Concrete is made by mixing cement powder with water to form a paste that bonds gravel, which makes up 60 to 80% of the volume. Mix it up in a wheelbarrow, but for bigger jobs use a cement mixer. Concrete is measured in cubic metres and 1m3 covers about 10m2 at 100mm thick.
Work out how much you need, round it up to m3 and add an extra 0.2m3. A minimum premixed order is 0.4m3, and most large concrete trucks can carry 6m3. For a pathway, order N20/10, where N is normal concrete, 20 refers to strength in megapascals (mpa) and 10 is the aggregate size (10mm). Concrete can burn skin on contact, so wear gloves, sleeves, long pants and gumboots, and be sure to wash concrete off skin immediately.
Build solid formwork
Use 90 x 45mm or 70 x 45mm timber for the vertical edges, and 50mm2 hardwood pegs with steel bands around the top to prevent splitting, with the length determined by the soil type.Use 75mm bullet-head nails to fix the formwork to the pegs. If the formwork extends below ground, pack soil against the pegs. If it extends more than 150mm above ground, reduce spacing between the pegs and brace with a diagonal kicker.
Setting the curve
Reinforcement is required to prevent curves bulging.
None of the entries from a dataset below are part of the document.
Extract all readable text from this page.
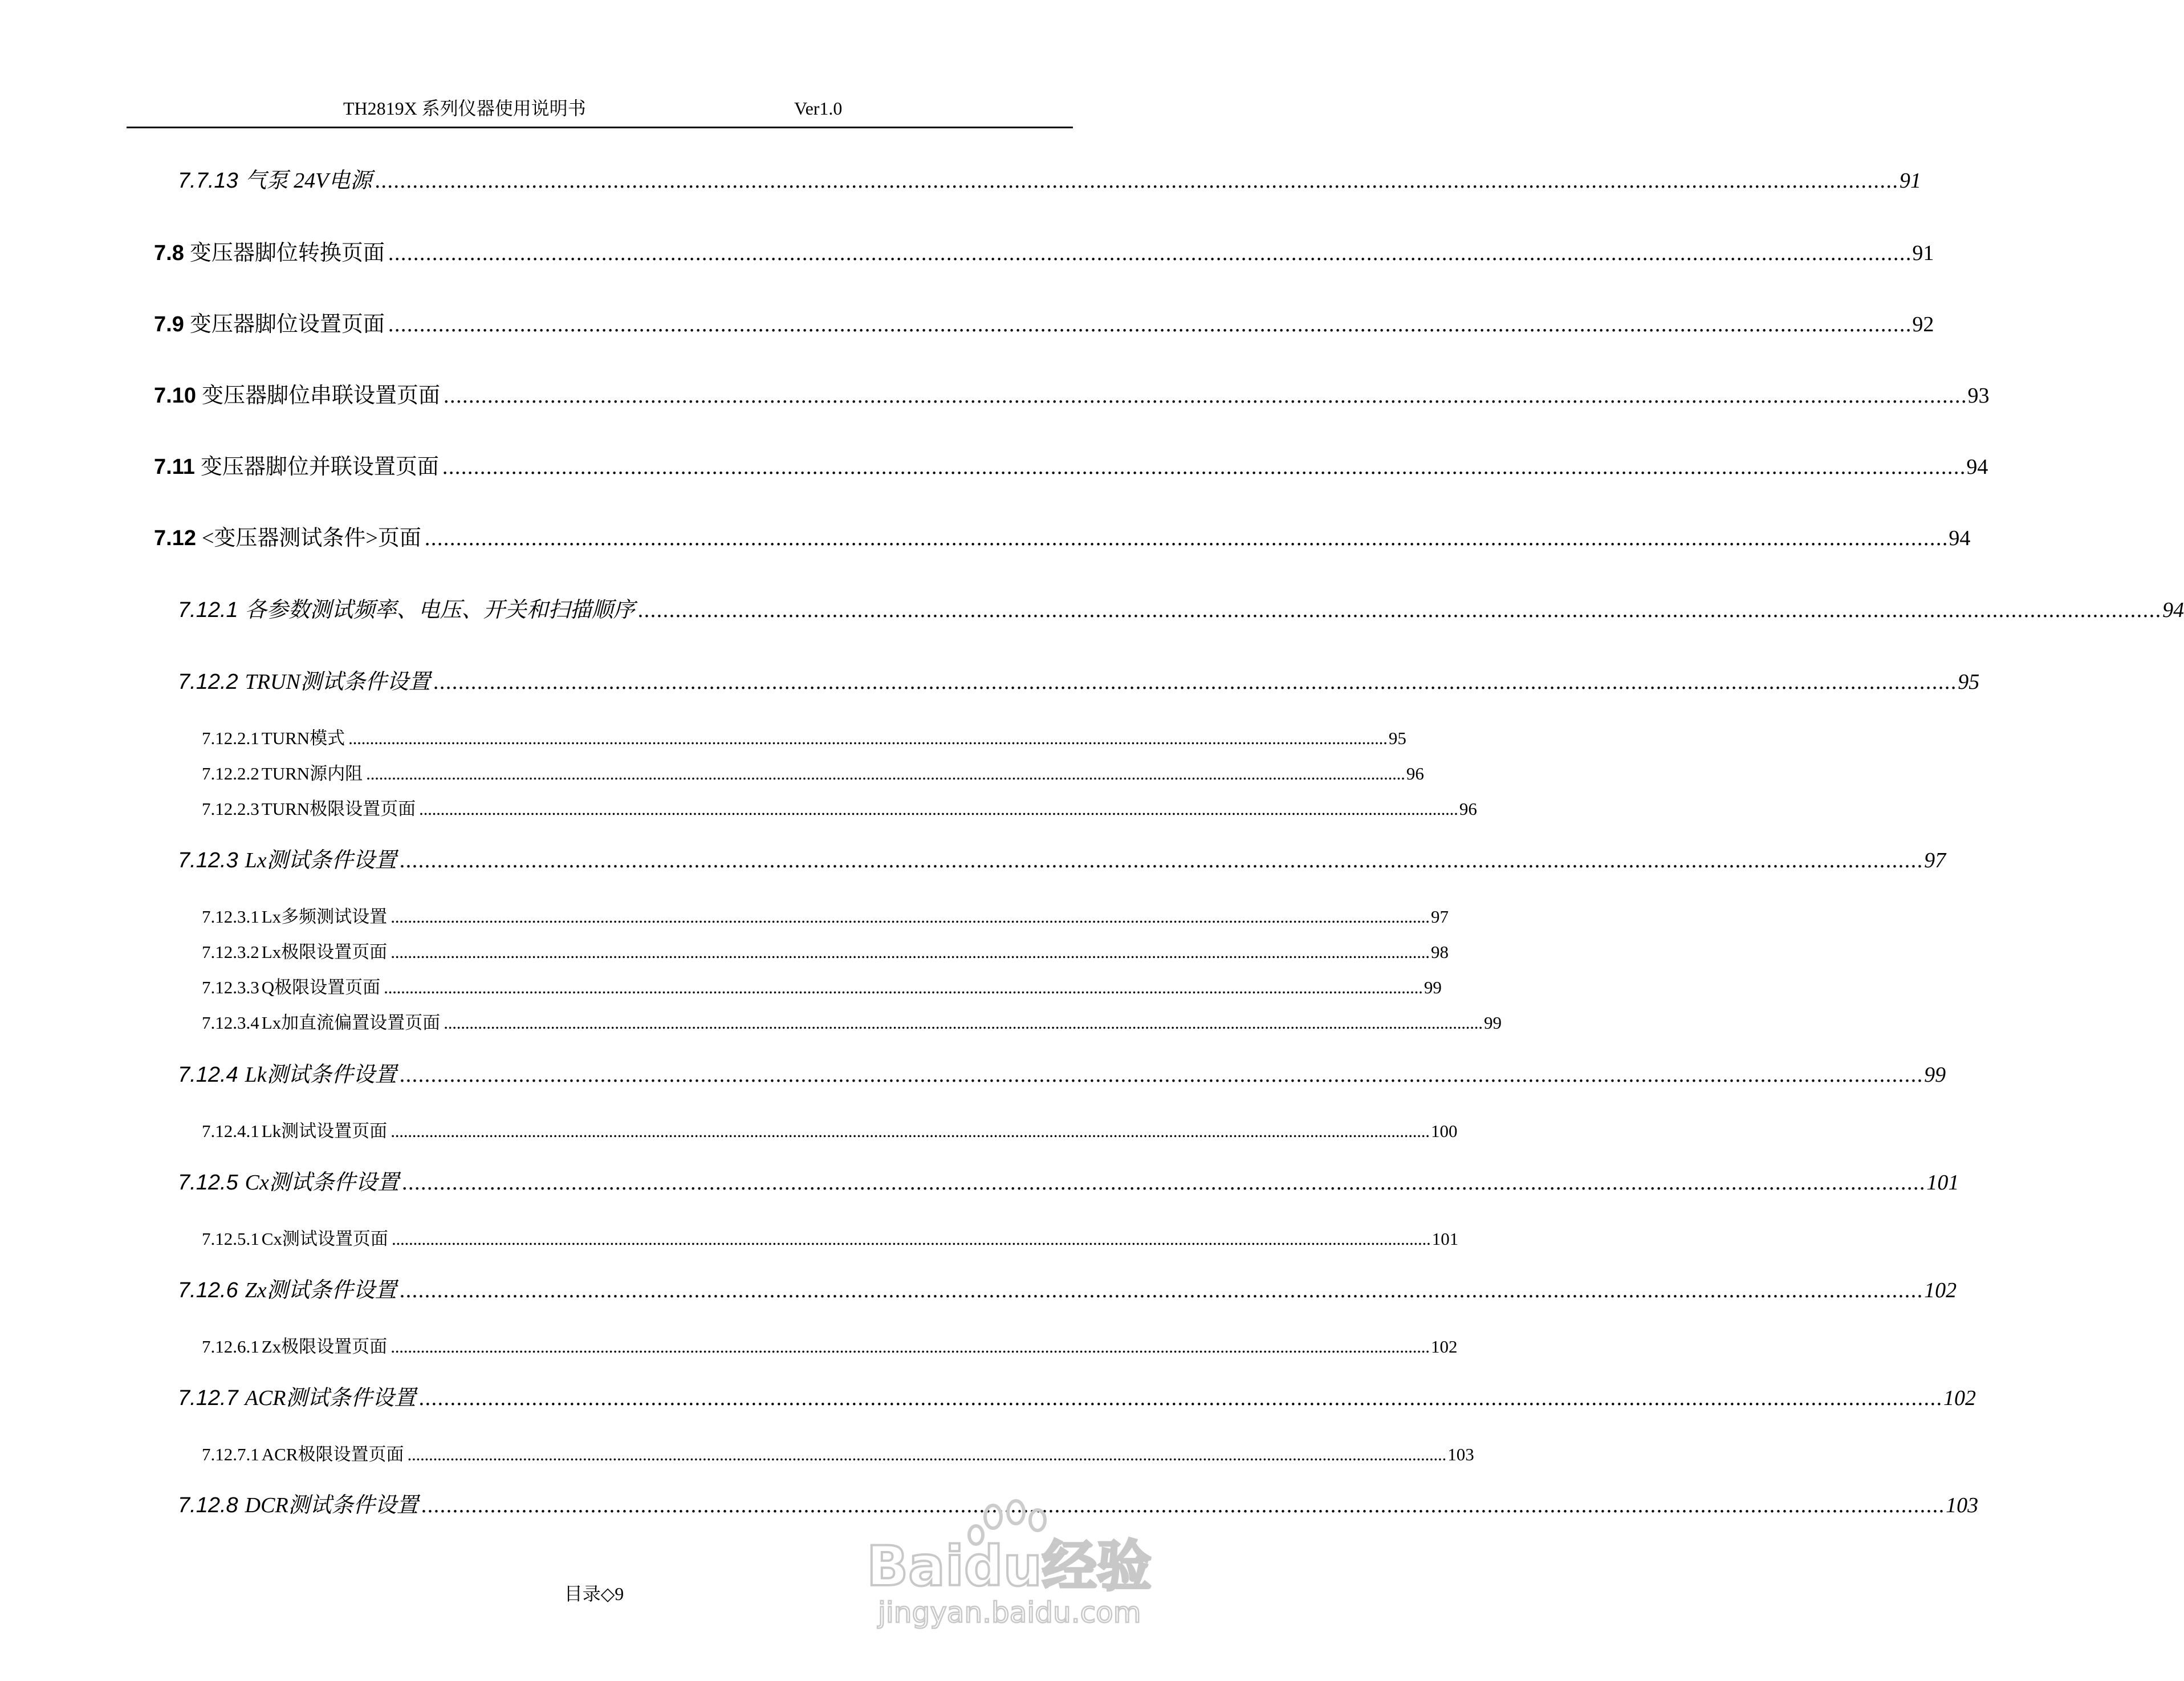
TH2819X 系列仪器使用说明书	Ver1.0
7.7.13 气泵 24V电源 . . .	91
7.8 变压器脚位转换页面 . . .	91
7.9 变压器脚位设置页面 . . .	92
7.10 变压器脚位串联设置页面 . . .	93
7.11 变压器脚位并联设置页面 . . .	94
7.12 <变压器测试条件>页面 . . .	94
7.12.1 各参数测试频率、电压、开关和扫描顺序 . . .	94
7.12.2 TRUN测试条件设置 . . .	95
7.12.2.1 TURN模式 . . .	95
7.12.2.2 TURN源内阻 . . .	96
7.12.2.3 TURN极限设置页面 . . .	96
7.12.3 Lx测试条件设置 . . .	97
7.12.3.1 Lx多频测试设置 . . .	97
7.12.3.2 Lx极限设置页面 . . .	98
7.12.3.3 Q极限设置页面 . . .	99
7.12.3.4 Lx加直流偏置设置页面 . . .	99
7.12.4 Lk测试条件设置 . . .	99
7.12.4.1 Lk测试设置页面 . . .	100
7.12.5 Cx测试条件设置 . . .	101
7.12.5.1 Cx测试设置页面 . . .	101
7.12.6 Zx测试条件设置 . . .	102
7.12.6.1 Zx极限设置页面 . . .	102
7.12.7 ACR测试条件设置 . . .	102
7.12.7.1 ACR极限设置页面 . . .	103
7.12.8 DCR测试条件设置 . . .	103
目录◇9	Baidu经验
jingyan.baidu.com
Use flexible oregon offcuts of 100 x 10mm that are bundled and sold cheaply at many timberyards, or sheets of 4mm bracing ply for about $27, which is easily cut with a circular saw. 2 If the formwork is underground, position pegs 900mm apart, packing soil against them. For above-ground formwork, space pegs 450mm apart. To keep the sides parallel, build one side then use a gauge board of 90 x 19mm with spacers attached to position the other side.
Put down a solid base
A firm, well-drained base is the key to a crack-free path, achieved with compacted soil underneath a 100mm layer of road base material. Pack the base with a hired plate compactor ($80 for half a day) measuring the base height down from the finished concrete height. Spread a 20mm layer of sand over the base to eliminate friction between concrete and base.
Position the pegs
Cut back the pegs projecting above the formwork, as they tend to obstruct the screed board. If the formwork is near ground level, check the screed board doesn’t drag on the ground, skimming off dirt to clear a path for a smooth finish.
Eliminate air pockets
When the concrete is poured, air pockets are trapped against the formwork, leaving voids in the vertical surfaces that can bubble and leave holes. Use a 70 x 45mm post to plunge along the formwork then tap the formwork with a hammer to expel air and settle the concrete. Pack the concrete along the edges with a timber float then screed the surface using a sawing action.
Float after screeding
After screeding, smooth the concrete in both directions with a hand float, which forces down the aggregate and pulls the cement cream to the top for a smooth surface. 6 Floats are made from timber or steel for different finishes. Use timber for a rough, slip-free surface and steel for a smooth finish. For a long path, hire a bull float. The long handle extends reach and the broad head covers the surface flatten to smooth bumps.
TIP: If puddles of water form on the surface after screeding, wait for them to disappear before floating.